A maldição do vencedor

 

HSM Management 57
Julho – Agosto 2006

 

Como essa linha de pesquisa serve, por exemplo, aos leilões de freqüências de ondas de rádio nos Estados Unidos, que têm sido a aplicação mais notória da teoria dos jogos nos últimos anos?

Diversos governos mudaram sua forma de agir e decidiram que seria mais justo e mais lucrativo para o Estado leiloar bandas de freqüência. No início, o problema estava em definir o desenho desse processo de leilão para as freqüências. Uma freqüência pode não ser de grande utilidade para um concorrente que não tenha, ao mesmo tempo, um grupo de freqüências próximas. Portanto, não seria aconselhável organizar leilões seqüencialmente, leiloando uma freqüência após a outra.

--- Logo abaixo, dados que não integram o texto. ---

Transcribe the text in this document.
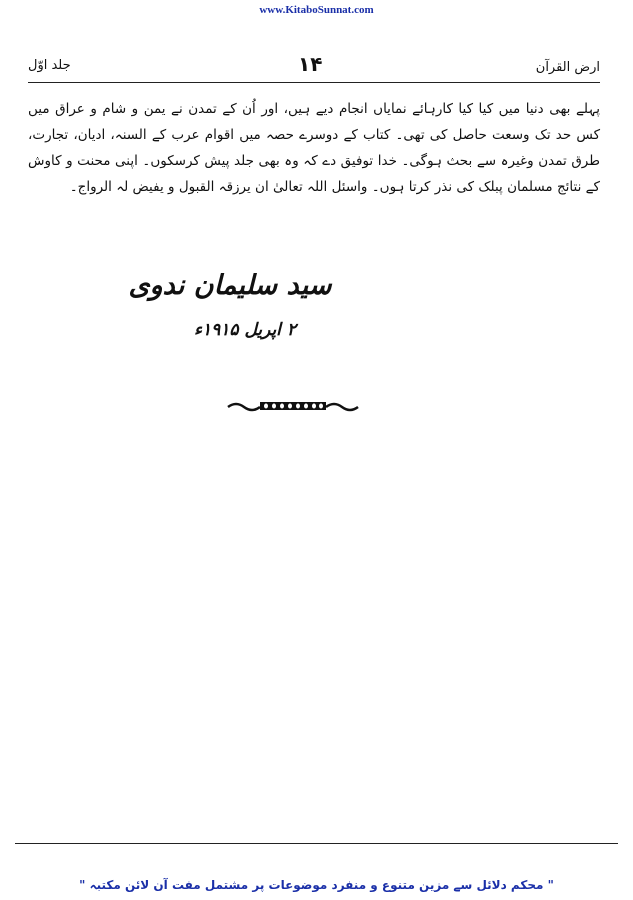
www.KitaboSunnat.com
جلد اوّل	۱۴	ارض القرآن

پہلے بھی دنیا میں کیا کیا کارہائے نمایاں انجام دیے ہیں، اور اُن کے تمدن نے یمن و شام و عراق میں کس حد تک وسعت حاصل کی تھی۔ کتاب کے دوسرے حصہ میں اقوام عرب کے السنہ، ادیان، تجارت، طرق تمدن وغیرہ سے بحث ہوگی۔ خدا توفیق دے کہ وہ بھی جلد پیش کرسکوں۔ اپنی محنت و کاوش کے نتائج مسلمان پبلک کی نذر کرتا ہوں۔ واسئل اللہ تعالیٰ ان یرزقہ القبول و یفیض لہ الرواج۔

سید سلیمان ندوی
۲ اپریل ۱۹۱۵ء
" محکم دلائل سے مزین متنوع و منفرد موضوعات پر مشتمل مفت آن لائن مکتبہ "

Seria desejável para os concorrentes poder fazer lances para lotes inteiros, para garantir o conjunto certo de freqüências capaz de valorizar cada freqüência em questão.
As empresas que participaram desses leilões buscaram ajuda dos teóricos dos jogos. Nos EUA, por exemplo, a Federal Communications Commission decidiu usar um formato que é hoje chamado de "leilão ascendente simultâneo" -com licenças leiloadas simultaneamente. No fechamento de cada rodada, os participantes podem ver todos os lances para determinado grupo de freqüências e ajustar seus lances para a rodada seguinte. Hoje os pesquisadores também desenvolveram e testaram diversos outros desenhos de leilão para isso.

Até certo ponto, o primeiro desenho de leilão foi um triunfo para a teoria dos jogos e sua abordagem hiper-racional. Por outro lado, os novos desenhos também se basearam em trabalhos da economia experimental. Se não se pode confiar totalmente na idéia do comportamento humano guiado pela otimização, também não é possível confiar em um desenho de leilão sem testá-Io na prática, observando padrões de tomada de decisão humanos verdadeiros.

Minha equipe e eu, portanto, decidimos que nossa opinião deveria ter sólida base experimental. Elaboramos experimentos que refletiam a situação do leilão real o mais precisamente possível. Realizamos vários leilões assim desenhados com alunos. E os resultados dessas experiências orientaram nossa recomendação.

É realmente possível transferir o conhecimento obtido em experimentos com estudantes para as decisões multimilionárias das telecoms?

Meus experimentos não incluem apenas estudantes universitários;gestores experientes também participam deles. E, diga-se de passagem, em geral, os estudantes se saem muito melhor. É sempre a mesma história: as pessoas são excessivamente guiadas por experiências pouco compreendidas e fazem as generalizações erradas. Menos experiência pode ser uma vantagem, quando isso nos força a pensar mais.

Há um experimento interessante envolvendo leilões de lã na Austrália. Penny Burns, pesquisadora australiana, recriou esses leilões em laboratório e disse aos participantes quanto valiam diferentes quantidades de lã. Em seguida, pediu-Ihes que maximizassem seus lucros. Na média, os estudantes obtiveram lucros muito maiores do que os compradores profissionais.

Sabe como se explica isso? Acontece que, na vida real, o objetivo dos compradores de lã não era lucrar o máximo possível. Eles precisavam apenas garantir que houvesse lã suficiente para a fábrica continuar a produzir. Os profissionais fizeram lances agressivos para conseguir uma quantidade, ainda que mínima, de lã. Aprenderam a ter esse comportamento com a experiência prática, sem entender muito bem o que estavam fazendo. Quando compram pouca lã, são criticados. Quando compram muita, as críticas são bem mais leves. Se pagam um preço alto demais, podem ser criticados, porém menos do que se pagassem um preço muito baixo [e ficassem sem a lã].

Na situação de laboratório, o objetivo era maximizar os lucros, porém eles repetiram seu velho comportamento nessa nova situação, ao passo que os estudantes, que não tinham nenhuma experiência desse tipo, partiram do zero para pensar no que fazer. Podemos ver o mesmo contraste entre alunos e profissionais em experiências de opções de compra e outros experimentos.

Como, então, os gestores podem melhorar seu processo de decisão e eliminar essas distorções?

A forma mais eficiente de melhorar o processo decisório é aperfeiçoando a intuição. As pessoas que contam com grande repertório de cenários simples de gestão ou de jogos e suas respectivas análises têm intuição mais apurada e não se esquecem facilmente de aspectos importantes que devem ser considerados na decisão sobre um problema.

A maior parte dos exemplos da teoria dos jogos e mesmo os casos nas escolas de administração parecem ser simplificações irreais, não?

São irreais mesmo. Mas não importa. Proporcionam uma base para o desenvolvimento de uma boa intuição. Se os jogos fossem tão complexos quanto a realidade, não aprenderíamos nada com eles.